Thanks for your help!

Add debug print statements to the forward method of your model to check the shape of all tensors and narrow down where the unexpected shape is created and also which input shape each GPU gets after your slicing operation.

1 Like

Dear @ptrblck,

Thanks for your answer.
To be honest, I was using the method from the repository automatically (without writing it explicitly in my code).
So I copied it from the source code and added print statements as requested:

def forward(self, x_num=None, x_cat=None):
    x = self.feature_tokenizer(x_num, x_cat)
    print("1  --> ", x.shape)
    x = self.cls_token(x)
    print("2  --> ", x.shape)
    x = self.transformer(x)
    print("3  --> ", x.shape)
    return x

Here is the output:

1  -->  torch.Size([256, 152, 16])
1  -->  torch.Size([256, 152, 16])
2  -->  torch.Size([256, 153, 16])
2  -->  torch.Size([256, 153, 16])
3  -->  torch.Size([256, 228])
# After that it crashes and outputs the error message I copied in the original message

For your interested, 256 is my batch size, 152 is the number of input features, 153 is 152+1 which is the number of tokens and 16 is both the size of one token and the input size for the second linear layer in the FFN module.

The stacktrace points to a self.transformer module called from the rtdl package so the forward pass should show the shape change.
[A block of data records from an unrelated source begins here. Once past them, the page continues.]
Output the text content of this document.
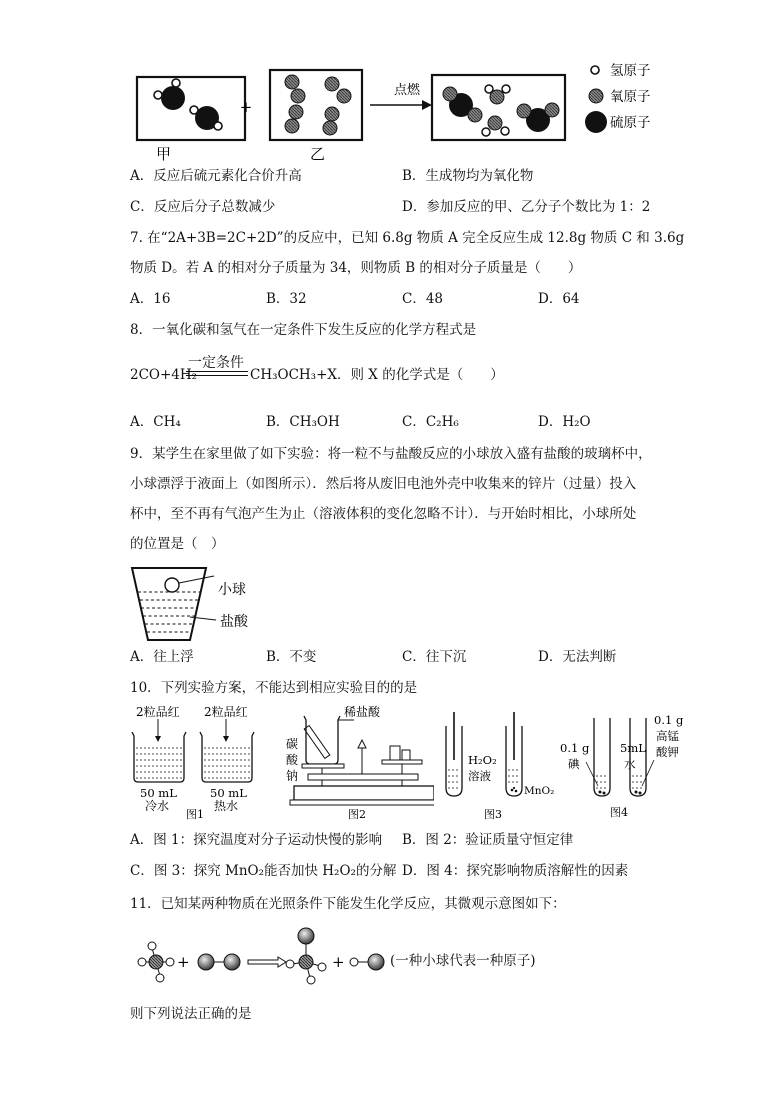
+
点燃
甲	乙
氢原子
氧原子
硫原子
A．反应后硫元素化合价升高	B．生成物均为氧化物
C．反应后分子总数减少	D．参加反应的甲、乙分子个数比为 1：2
7. 在“2A+3B=2C+2D”的反应中，已知 6.8g 物质 A 完全反应生成 12.8g 物质 C 和 3.6g
物质 D。若 A 的相对分子质量为 34，则物质 B 的相对分子质量是（　　）
A．16	B．32	C．48	D．64
8．一氧化碳和氢气在一定条件下发生反应的化学方程式是
一定条件
2CO+4H₂	CH₃OCH₃+X．则 X 的化学式是（　　）
A．CH₄	B．CH₃OH	C．C₂H₆	D．H₂O
9．某学生在家里做了如下实验：将一粒不与盐酸反应的小球放入盛有盐酸的玻璃杯中，
小球漂浮于液面上（如图所示）．然后将从废旧电池外壳中收集来的锌片（过量）投入
杯中，至不再有气泡产生为止（溶液体积的变化忽略不计）．与开始时相比，小球所处
的位置是（　）
小球
盐酸
A．往上浮	B．不变	C．往下沉	D．无法判断
10．下列实验方案，不能达到相应实验目的的是
2粒品红 2粒品红
50 mL	50 mL
冷水	热水
图1
稀盐酸
碳
酸
钠
图2
H₂O₂
溶液
MnO₂
图3
0.1 g
碘
5mL
水
0.1 g
高锰
酸钾
图4
A．图 1：探究温度对分子运动快慢的影响 B．图 2：验证质量守恒定律
C．图 3：探究 MnO₂能否加快 H₂O₂的分解 D．图 4：探究影响物质溶解性的因素
11．已知某两种物质在光照条件下能发生化学反应，其微观示意图如下：
+	+	(一种小球代表一种原子)
则下列说法正确的是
Could you explain what rtdl is and which module calls it as you might need to dig into it and check the shapes of intermediates there too.

Dear @ptrblck,

Thanks for your answer.
rtdl is a pytorch-based package containing several neural networks that can be used for tabular dataset. For example, the model that I use is a Feature-Tokenizer Transformer, instantiated as follow:

class FTT(rtdl.FTTransformer):
    def __init__(self, n_num_features=None, cat_cardinalities=None, d_token=16, n_blocks=1, attention_n_heads=4, attention_dropout=0.3, attention_initialization='kaiming', attention_normalization='LayerNorm', ffn_d_hidden=16, ffn_dropout=0.1, ffn_activation='ReGLU', ffn_normalization='LayerNorm', residual_dropout=0.0, prenormalization=True, first_prenormalization=False, last_layer_query_idx=[-1], n_tokens=None, kv_compression_ratio=0.004, kv_compression_sharing='headwise', head_activation='ReLU', head_normalization='LayerNorm', d_out=None):
        feature_tokenizer = rtdl.FeatureTokenizer( 
        transformer = rtdl.Transformer( 
            d_out=d_out  # The number of output classes
        super(FTT, self).__init__(feature_tokenizer, transformer) 
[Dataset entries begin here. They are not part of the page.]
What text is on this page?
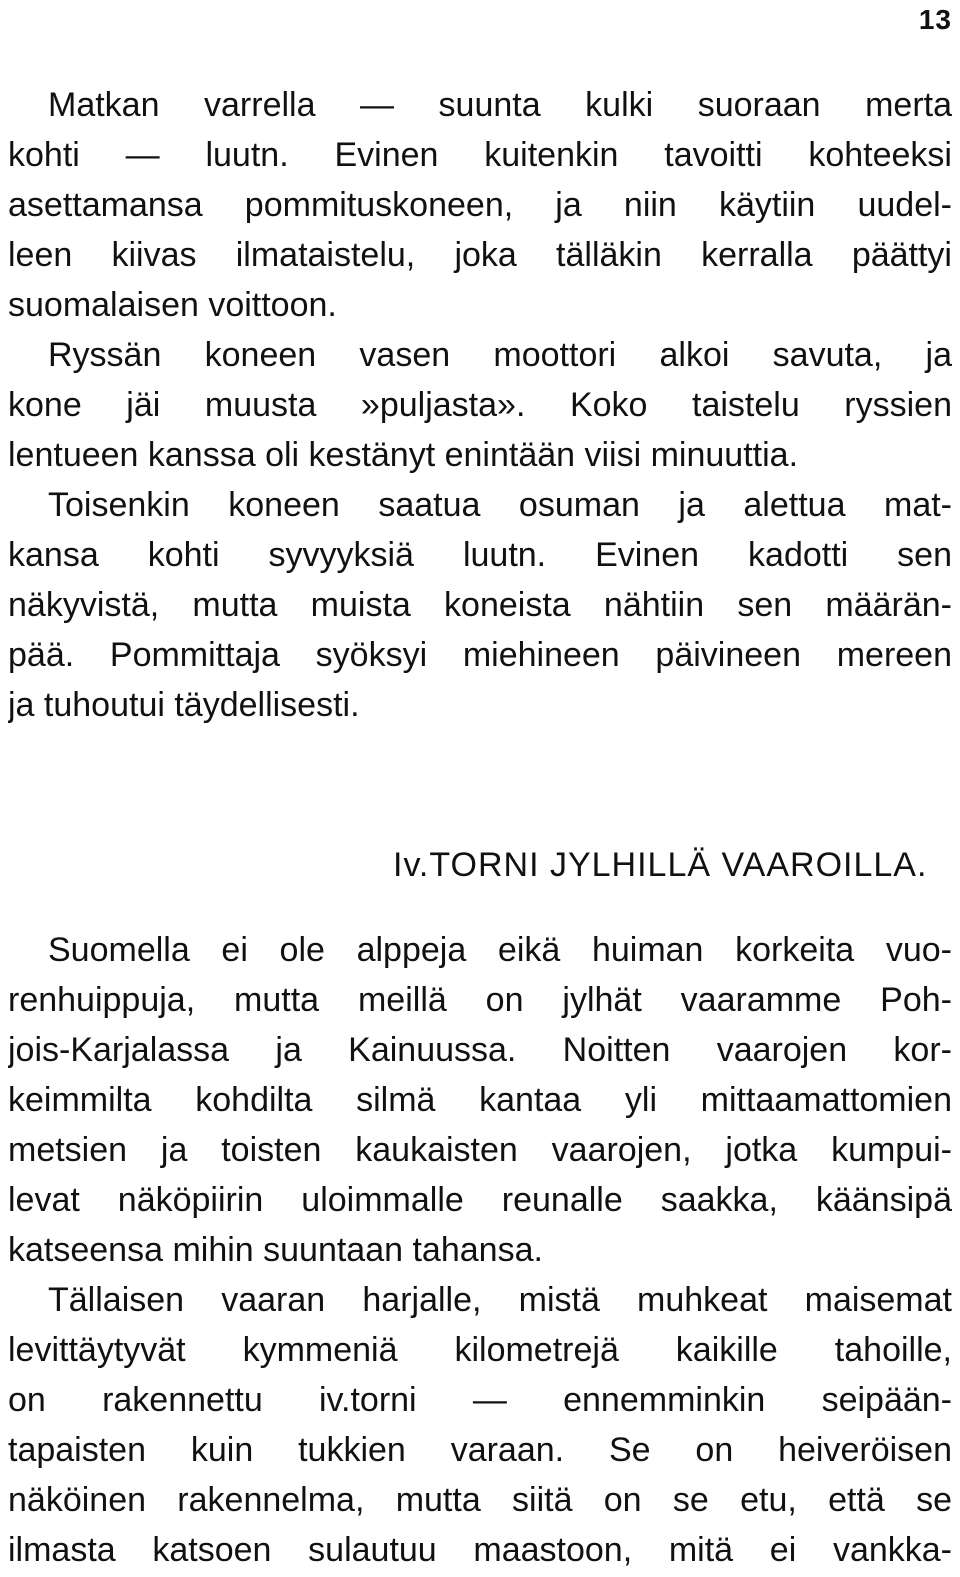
13
Matkan varrella — suunta kulki suoraan merta
kohti — luutn. Evinen kuitenkin tavoitti kohteeksi
asettamansa pommituskoneen, ja niin käytiin uudel-
leen kiivas ilmataistelu, joka tälläkin kerralla päättyi
suomalaisen voittoon.
Ryssän koneen vasen moottori alkoi savuta, ja
kone jäi muusta »puljasta». Koko taistelu ryssien
lentueen kanssa oli kestänyt enintään viisi minuuttia.
Toisenkin koneen saatua osuman ja alettua mat-
kansa kohti syvyyksiä luutn. Evinen kadotti sen
näkyvistä, mutta muista koneista nähtiin sen määrän-
pää. Pommittaja syöksyi miehineen päivineen mereen
ja tuhoutui täydellisesti.
Iv.TORNI JYLHILLÄ VAAROILLA.
Suomella ei ole alppeja eikä huiman korkeita vuo-
renhuippuja, mutta meillä on jylhät vaaramme Poh-
jois-Karjalassa ja Kainuussa. Noitten vaarojen kor-
keimmilta kohdilta silmä kantaa yli mittaamattomien
metsien ja toisten kaukaisten vaarojen, jotka kumpui-
levat näköpiirin uloimmalle reunalle saakka, käänsipä
katseensa mihin suuntaan tahansa.
Tällaisen vaaran harjalle, mistä muhkeat maisemat
levittäytyvät kymmeniä kilometrejä kaikille tahoille,
on rakennettu iv.torni — ennemminkin seipään-
tapaisten kuin tukkien varaan. Se on heiveröisen
näköinen rakennelma, mutta siitä on se etu, että se
ilmasta katsoen sulautuu maastoon, mitä ei vankka-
    def forward(self, x_num=None, x_cat=None):
        x = self.feature_tokenizer(x_num, x_cat)
        x = self.cls_token(x)
        x = self.transformer(x)
        return x

num_input_features = 10633  # The number of input features in my dataset
num_classes = 228  # The number of classes in my dataset
model = FTT(n_num_features=num_input_features, d_out=num_classes)

The self.transformer module called from the rtdl package is, I think, the forward method of an object of class Transformer:

def forward(self, x: Tensor) -> Tensor:
    assert (
        x.ndim == 3
    ), 'The input must have 3 dimensions: (n_objects, n_tokens, d_token)'
    for layer_idx, layer in enumerate(self.blocks):
        layer = cast(nn.ModuleDict, layer)

        query_idx = (
            self.last_layer_query_idx if layer_idx + 1 == len(self.blocks) else None
        x_residual = self._start_residual(layer, 'attention', x)
        x_residual, _ = layer['attention'](
            x_residual if query_idx is None else x_residual[:, query_idx],
        if query_idx is not None:
            x = x[:, query_idx]
        x = self._end_residual(layer, 'attention', x, x_residual)

        x_residual = self._start_residual(layer, 'ffn', x)
        x_residual = layer['ffn'](x_residual)
        x = self._end_residual(layer, 'ffn', x, x_residual)
        x = layer['output'](x)

    x = self.head(x)
    return x

I’m still having trouble to understand why this work when I have all features, but fails when I do this:

X_train = X_train[:, :10481]  # The first 10 481 features of the dataset represent the same kind of data, so I want to check how removing these features impact the performance of the model
X_test = X_test[:, :10481]
# Then I create a train dataloader and a test dataloader, create the model accordingly (with the new number of input features) and proceed to train the model as shown in the code of the first message

Thanks for the link! Based on your cross-post it seems the linear layer is initialized with zero output features as described here?

1 Like

Dear @ptrblck,

Thanks for your answer. Indeed, the maintainer of the repository rtdl answered me and helped me. The problem was that the output of key_compression (which is called in the forward method of my model) had a size of zero.
However, I don’t understand why it was working when I was on a single GPU. From what I understood, it should always fail, right? I think it’s the main reason why I had trouble debugging the code, I wasn’t understanding why it was working fine on 1x RTX 2080 Ti GPU but failing on 2x RTX 2080 Ti GPUs…